Bu yıldızları, güneşleri, galaksileri şenlendirecek ve oraların yaratılış amacını yerine getirecek o yerlere uygun yaratılmış hayat ve şuur sahipleri vardır ki Kur’an-ı Azimü’ş-Şan bu mahlukların melekler olduklarını bizlere bildirmektedir.

4- PEYGAMBERLERE VE KİTAPLARA İMAN

Madem hayat-ı sermediye, resûllerin gönderilmesiyle ve kitapların indirilmesiyle kendini gösterir. Evet, eğer o kitaplar ve peygamberler olmazsa, o hayat-ı ezeliye bilinmez. 

Yukarıda ispatı yapılmış olan ahiret hayatının varlığını, dünyada olan bizlerin bilebilmesi için ebedi hayatı bize bildirecek ve tanıtacak peygamberlerin ve kitapların gelmesi gerekir. Aksi halde varlığı muhakkak olan ahiret hayatının bilinmesi mümkün olmayacaktır.

Nasıl ki bir adamın söylemesiyle, diri ve hayatdâr olduğu anlaşılır. Öyle de bu kâinâtın perdesi altında olan âlem-i gaybın arkasında söyleyen, konuşan, emir ve nehyedip hitâb eden bir zâtın kelimâtını, hitâbâtını gösterecek, peygamberler ve ellerinde nâzil olan kitaplardır.

Bir kimsenin hayat sahibi olduğuna en açık delil onun konuşmasıdır. Hayat sahibi olan muhakkak konuşur. Bebeklerin dünyaya gelir gelmez ağlamaya başlaması bu hakikate bir misaldir. Yukarıda da ispat edildiği üzere Hayy olan bir zatın varlığını hayat hakikati gösterir. O halde o zatın konuşmasını bize bildiren ve vahye mazhar olan peygamberlerin olması ve o peygamberlerin ellerinde de o zatın kelamı olan kitapların olması gerekir.

5- KADERE İMAN

Nasılki âlem-i şehâdet ve mevcûd hâzır eşyâ, intizâmlarıyla ve neticeleriyle hayatdârlıkları görünüyor.

Şu görünen âlemdeki hayat sahibi varlıkların hayatları, arka planda hâkim olan bir intizam ve gözetilen bir gayenin varlığını bize göstermektedir. Bir ağacın hem çekirdeğinde hem meyvelerinde o ağacın umum neticesi bir çeşit program olarak vardır. O programın ilim düzeyinde de olsa bir varlık olduğunu gösterir.

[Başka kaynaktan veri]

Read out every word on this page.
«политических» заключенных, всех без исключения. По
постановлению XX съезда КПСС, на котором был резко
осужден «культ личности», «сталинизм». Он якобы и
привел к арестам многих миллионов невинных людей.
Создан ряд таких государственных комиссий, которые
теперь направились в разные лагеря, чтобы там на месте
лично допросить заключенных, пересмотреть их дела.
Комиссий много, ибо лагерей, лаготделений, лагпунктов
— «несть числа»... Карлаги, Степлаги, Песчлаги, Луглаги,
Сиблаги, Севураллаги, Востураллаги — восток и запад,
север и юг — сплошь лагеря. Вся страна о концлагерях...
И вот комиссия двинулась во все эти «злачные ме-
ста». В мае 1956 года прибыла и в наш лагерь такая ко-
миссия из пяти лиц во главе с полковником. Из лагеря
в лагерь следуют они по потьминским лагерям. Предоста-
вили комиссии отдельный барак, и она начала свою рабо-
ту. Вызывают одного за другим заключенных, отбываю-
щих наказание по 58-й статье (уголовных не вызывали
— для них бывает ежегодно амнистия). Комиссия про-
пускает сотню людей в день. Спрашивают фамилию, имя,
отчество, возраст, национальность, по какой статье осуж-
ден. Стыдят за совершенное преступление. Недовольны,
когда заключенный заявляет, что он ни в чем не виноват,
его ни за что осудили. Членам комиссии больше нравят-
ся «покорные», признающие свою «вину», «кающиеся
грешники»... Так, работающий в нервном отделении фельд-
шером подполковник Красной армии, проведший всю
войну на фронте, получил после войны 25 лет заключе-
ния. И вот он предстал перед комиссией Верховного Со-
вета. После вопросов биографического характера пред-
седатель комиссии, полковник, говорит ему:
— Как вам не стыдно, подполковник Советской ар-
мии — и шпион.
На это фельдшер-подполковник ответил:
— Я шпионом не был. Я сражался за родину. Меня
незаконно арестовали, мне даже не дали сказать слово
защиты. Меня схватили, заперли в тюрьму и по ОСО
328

Öyle de, âlem-i gaybdan sayılan geçmiş ve gelecek mahlûkātın dahi, ma‘nen hayatdâr bir vücûd-u ma‘nevîleri ve ruhlu birer sübût-u ilmîleri vardır ki, levh-i kazâ ve kader vâsıtasıyla o ma‘nevî hayatın eseri, mukadderât nâmıyla görünür, tezâhür eder.

O halde geçmiş ve gelecekteki varlıkların hayatları ilmi cihetiyle de vardır. Kâinatı kuşatan nizam ile bu anlaşılmaktadır. Aksi halde geçmiş ve gelecek arasındaki bütüncül birliktelik yerine karışıklık ve kaos hâkim olurdu. Mahlukatın gayb âleminde ilmî olarak var olması, silsile halinde tüm tavırlarının, hallerinin, durumlarının yazılı olduğu kader levhalarının varlığını bize gösterir. Orada ilmen var olan hadiseler şehadet âlemine girdikçe ortaya çıkmaktadır.